Package Specification

This package provides a number of state-of-the-art implementations of static (i.e., immutable) minimal perfect hash functions, and, more generally, of static functions from objects to integers. The classes can be gathered in three broad groups:

{@link it.unimi.dsi.sux4j.mph.LcpMonotoneMinimalPerfectHashFunction} and {@link it.unimi.dsi.sux4j.mph.ZFastTrieDistributorMonotoneMinimalPerfectHashFunction} were introduced by Djamal Belazzougui, Paolo Boldi, Rasmus Pagh and Sebastiano Vigna in “Monotone Minimal Perfect Hashing: Searching a Sorted Table with O(1) Accesses”, Proc. of the 20th Annual ACM–SIAM Symposium On Discrete Mathematics (SODA), ACM Press, 2009. {@link it.unimi.dsi.sux4j.mph.TwoStepsLcpMonotoneMinimalPerfectHashFunction}, {@link it.unimi.dsi.sux4j.mph.PaCoTrieDistributorMonotoneMinimalPerfectHashFunction}, {@link it.unimi.dsi.sux4j.mph.HollowTrieMonotoneMinimalPerfectHashFunction} and {@link it.unimi.dsi.sux4j.mph.HollowTrieDistributorMonotoneMinimalPerfectHashFunction} were introduced by the same authors in “Theory and Practise of Minimal Monotone Perfect Hashing” (the class {@link it.unimi.dsi.sux4j.mph.MWHCFunction} implements a compacted version of the classical {@linkplain it.unimi.dsi.sux4j.mph.HypergraphSorter 3-hypergraph-based structure} introduced therein).

Usage

Functions in this package implement the {@link it.unimi.dsi.fastutil.objects.Object2LongFunction} interface. However, the underlying machinery manipulates {@linkplain it.unimi.dsi.bits.BitVector bit vectors} only. To bring you own data into the bit vector world, each constructor requires to specify a {@linkplain it.unimi.dsi.bits.TransformationStrategy transformation strategy} that maps your objects into bit vectors. For instance, {@link it.unimi.dsi.bits.TransformationStrategies#utf16()}, {@link it.unimi.dsi.bits.TransformationStrategies#prefixFreeUtf16()}, {@link it.unimi.dsi.bits.TransformationStrategies#iso()}, and {@link it.unimi.dsi.bits.TransformationStrategies#prefixFreeIso()} are ready-made strategies that can be used with character sequences.

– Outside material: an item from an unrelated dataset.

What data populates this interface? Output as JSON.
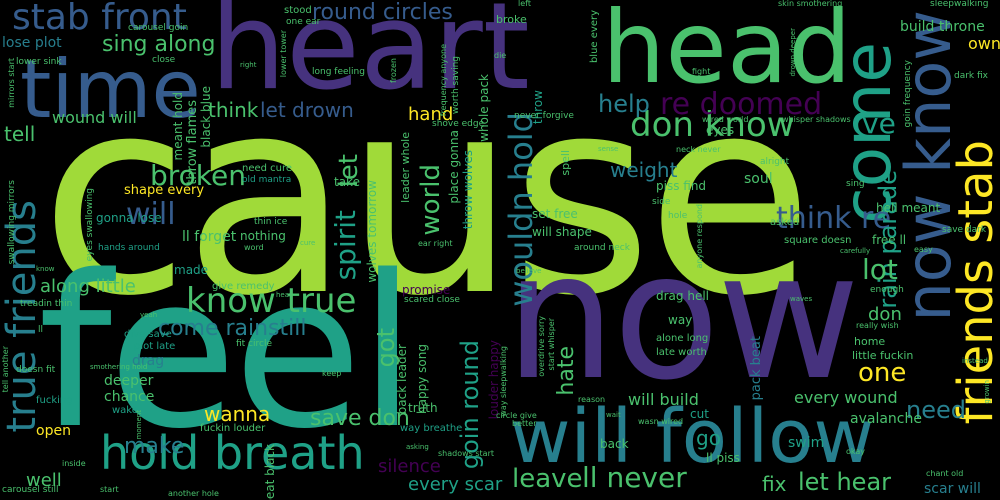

Note that if you plain to use monotone hashing, you must provide objects in an order such that the corresponding bit vectors are lexicographically ordered. For instance, {@link it.unimi.dsi.bits.TransformationStrategies#utf16()} obtain this results by concatenating the reversed 16-bit representation of each character.

Signing functions

All functions in this package will return a value in their range for most of the keys that are not in their domain. In other words, they will produce false positives; in the few cases in which it is possible to detect a negative, you will get the default return value.

If you are interested in getting a more precise behaviour (e.g., you are migrating from the deprecated SignedMinimalPerfectHash class that was distributed with MG4J), you can sign a function, that is, you can record a signature for each key and use it to filter false positives. A signing class for character sequences is provided by the DSI utilities class ShiftAddXorSignedStringMap. By creating a function using one of the implementation provided with Sux4J and signing it using the above class, you can obtain the same functionality of the old signed classes, but you can choose the size of the signature, whether to require monotonicity, and also the space/time tradeoff of your function. Alternatively, by signing with LiterallySignedStringMap we will get a two-way function (i.e., a full StringMap implementation).